Ob Du so hoch kommst ist natürlich die Frage. Bei Pumpen/Lüftern können oft schon ein paar Herz einen ordentlichen Unterschied in der Leistunsgaufnahme machen. Das käme auf einen Versuch an.



> Was wär denn grundsätzlich die bessere Idee?🤔
> 
> PPS: macht der 87Hz Betrieb in Dreieck überhaupt Sinn, weil der FU den viel höheren Dreieck-Strom u.U. garnicht treiben kann?🤔


Das ist eine gute Frage: der Vorteil der 87Hz Kennlinie ist, dass der Antrieb effektiv Wurzel(3) mehr leistet, da er ab 50Hz nicht in den Feldschwächbetrieb läuft. Allerding muss der FU dazu in der Lage sein auch Wurzel(3) mehr Strom zu liefern... und das im Prinzip von unten heraus. Ich würde das von der Applikation entscheiden: brauchst Du die höhere Drehzahl? Wenn ja, dann würde ich schauen ob der FU ausreichend dimensioniert ist (was vermutlich nicht der Fall ist). Man könnte den FU ja auch gegen einen größeren Tauschen. Und final ist es -- gerade bei älteren Motoren -- bestimmt sinnvoll, den Motorhersteller mal zu fragen, ob das Isolationssystem des Motors einen Anschuss im Dreieck an einen Umrichter mit Zwischenkreispannung 560V erlaubt.
Wenn es da irgendwo hakt, dann bliebe der Versuch mit Feldschwächung.


----------



## ducati (4 August 2022)

klausbre schrieb:


> Alles so weit korrekt. Bei unseren FUs musst Du noch die Nennleistung angeben. Das wäre dann Typenschildleistung * Wurzel(3).


OK


klausbre schrieb:


> Ob Du so hoch kommst ist natürlich die Frage. Bei Pumpen/Lüftern können oft schon ein paar Herz einen ordentlichen Unterschied in der Leistunsgaufnahme machen. Das käme auf einen Versuch an.

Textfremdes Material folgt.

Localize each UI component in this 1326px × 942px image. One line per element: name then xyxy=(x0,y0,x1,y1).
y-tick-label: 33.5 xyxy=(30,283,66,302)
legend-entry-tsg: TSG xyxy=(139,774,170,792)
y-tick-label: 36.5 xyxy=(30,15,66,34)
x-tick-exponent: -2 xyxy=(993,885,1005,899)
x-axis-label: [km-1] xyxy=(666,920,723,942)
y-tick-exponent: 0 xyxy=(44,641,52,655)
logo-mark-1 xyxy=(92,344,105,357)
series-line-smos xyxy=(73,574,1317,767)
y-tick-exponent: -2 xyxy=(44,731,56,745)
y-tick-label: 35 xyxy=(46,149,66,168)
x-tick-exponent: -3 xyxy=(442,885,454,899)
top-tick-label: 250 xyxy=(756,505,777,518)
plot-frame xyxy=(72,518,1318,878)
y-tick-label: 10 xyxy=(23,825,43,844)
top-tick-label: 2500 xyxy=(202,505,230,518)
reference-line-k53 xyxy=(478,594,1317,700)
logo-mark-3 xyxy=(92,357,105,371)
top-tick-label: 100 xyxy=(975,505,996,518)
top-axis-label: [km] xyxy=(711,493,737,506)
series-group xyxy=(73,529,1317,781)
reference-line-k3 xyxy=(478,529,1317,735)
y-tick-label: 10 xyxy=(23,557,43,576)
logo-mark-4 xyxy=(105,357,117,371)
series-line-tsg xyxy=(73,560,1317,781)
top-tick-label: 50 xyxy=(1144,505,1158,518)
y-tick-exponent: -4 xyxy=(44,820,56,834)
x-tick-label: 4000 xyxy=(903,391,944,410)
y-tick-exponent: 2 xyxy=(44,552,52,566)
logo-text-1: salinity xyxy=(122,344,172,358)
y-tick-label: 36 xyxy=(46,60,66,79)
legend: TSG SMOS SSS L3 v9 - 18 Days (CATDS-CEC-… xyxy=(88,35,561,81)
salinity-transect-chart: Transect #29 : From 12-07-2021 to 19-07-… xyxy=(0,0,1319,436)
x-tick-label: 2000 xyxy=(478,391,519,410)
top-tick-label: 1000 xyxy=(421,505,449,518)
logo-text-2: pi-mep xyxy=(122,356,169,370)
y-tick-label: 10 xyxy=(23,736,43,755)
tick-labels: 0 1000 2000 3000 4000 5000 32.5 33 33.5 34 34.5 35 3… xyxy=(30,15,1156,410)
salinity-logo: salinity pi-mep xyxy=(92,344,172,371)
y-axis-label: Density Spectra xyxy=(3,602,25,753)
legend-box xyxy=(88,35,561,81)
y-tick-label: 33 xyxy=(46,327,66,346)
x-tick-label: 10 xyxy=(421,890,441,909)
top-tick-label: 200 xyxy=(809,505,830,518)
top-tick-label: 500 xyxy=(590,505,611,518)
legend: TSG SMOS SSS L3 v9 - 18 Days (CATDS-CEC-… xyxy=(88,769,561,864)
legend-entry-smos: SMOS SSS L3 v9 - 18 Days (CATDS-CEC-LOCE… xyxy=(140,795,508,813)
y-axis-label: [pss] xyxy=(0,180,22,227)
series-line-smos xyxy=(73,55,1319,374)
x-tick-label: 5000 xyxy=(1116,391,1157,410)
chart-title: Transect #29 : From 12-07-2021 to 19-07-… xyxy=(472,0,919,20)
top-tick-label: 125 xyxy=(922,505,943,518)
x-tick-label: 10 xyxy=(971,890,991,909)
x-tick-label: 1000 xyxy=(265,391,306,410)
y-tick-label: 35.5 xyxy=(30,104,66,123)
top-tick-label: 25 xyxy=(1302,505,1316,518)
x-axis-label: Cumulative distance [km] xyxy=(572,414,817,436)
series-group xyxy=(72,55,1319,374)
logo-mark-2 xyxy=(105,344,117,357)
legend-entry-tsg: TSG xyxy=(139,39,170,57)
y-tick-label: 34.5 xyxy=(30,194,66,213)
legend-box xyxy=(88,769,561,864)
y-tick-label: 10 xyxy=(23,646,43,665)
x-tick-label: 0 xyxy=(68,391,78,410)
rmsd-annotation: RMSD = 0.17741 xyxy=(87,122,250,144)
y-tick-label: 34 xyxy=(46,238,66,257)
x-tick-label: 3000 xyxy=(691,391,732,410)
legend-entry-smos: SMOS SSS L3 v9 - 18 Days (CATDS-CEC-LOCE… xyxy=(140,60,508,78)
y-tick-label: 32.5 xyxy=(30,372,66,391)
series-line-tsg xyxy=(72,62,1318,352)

Ich will halt nur auf meine Nennleistung elektrisch/mechanisch kommen und somit auch auf den Nennvolumenstrom.


klausbre schrieb:


> Das ist eine gute Frage: der Vorteil der 87Hz Kennlinie ist, dass der Antrieb effektiv Wurzel(3) mehr leistet, da er ab 50Hz nicht in den Feldschwächbetrieb läuft. Allerding muss der FU dazu in der Lage sein auch Wurzel(3) mehr Strom zu liefern... und das im Prinzip von unten heraus. Ich würde das von der Applikation entscheiden: brauchst Du die höhere Drehzahl? Wenn ja, dann würde ich schauen ob der FU ausreichend dimensioniert ist (was vermutlich nicht der Fall ist). Man könnte den FU ja auch gegen einen größeren Tauschen. Und final ist es -- gerade bei älteren Motoren -- bestimmt sinnvoll, den Motorhersteller mal zu fragen, ob das Isolationssystem des Motors einen Anschuss im Dreieck an einen Umrichter mit Zwischenkreispannung 560V erlaubt.
> Wenn es da irgendwo hakt, dann bliebe der Versuch mit Feldschwächung.


grundsätzlich würde der verbaute FU den "Dreiecknennstrom" treiben können, steht zumindest auf dem Typenschild.
Ist nen nagelneuer Siemens-Motor, Isolation sollte also passen.

Aber, ich hab grad gesehn, dass es ein 400/690V Motor ist, somit wird das eh nix mit dem 87Hz Betrieb 🙈


----------



## Plan_B (4 August 2022)

Ich gebe zur Vereinfachung in den Umrichter für die 87HzKennlinie einfach nur die Typenschilddaten für 230V Dreieck ein. Fertig. Mehr ist es bei Danfoss nicht.
Da hat man nicht das Problem, die Drehzahl skalieren zu müssen, denn die muss passen, sonst geht der FU u.U von der falschen Polzahl aus, was ganz interessante Effekte bewirkt.


----------



## Plan_B (4 August 2022)

Ich gebe zur Vereinfachung in den Umrichter für die 87HzKennlinie einfach nur die Typenschilddaten für 230V Dreieck ein. Fertig. Mehr ist es bei Danfoss nicht.
Da hat man nicht das Problem, die Drehzahl skalieren zu müssen, denn die muss passen, sonst geht der FU u.U von der falschen Polzahl aus, was ganz interessante Effekte bewirkt


ducati schrieb:


> 400/690V Motor


Ups.
Passiert. Aber dann pass aber im Feldschwächebereich auf, ob sich da die Volumenströme durch Klappen etc vergrößern können. Dann kann es durch die Q Kennlinie zum Kippen des Motors kommen.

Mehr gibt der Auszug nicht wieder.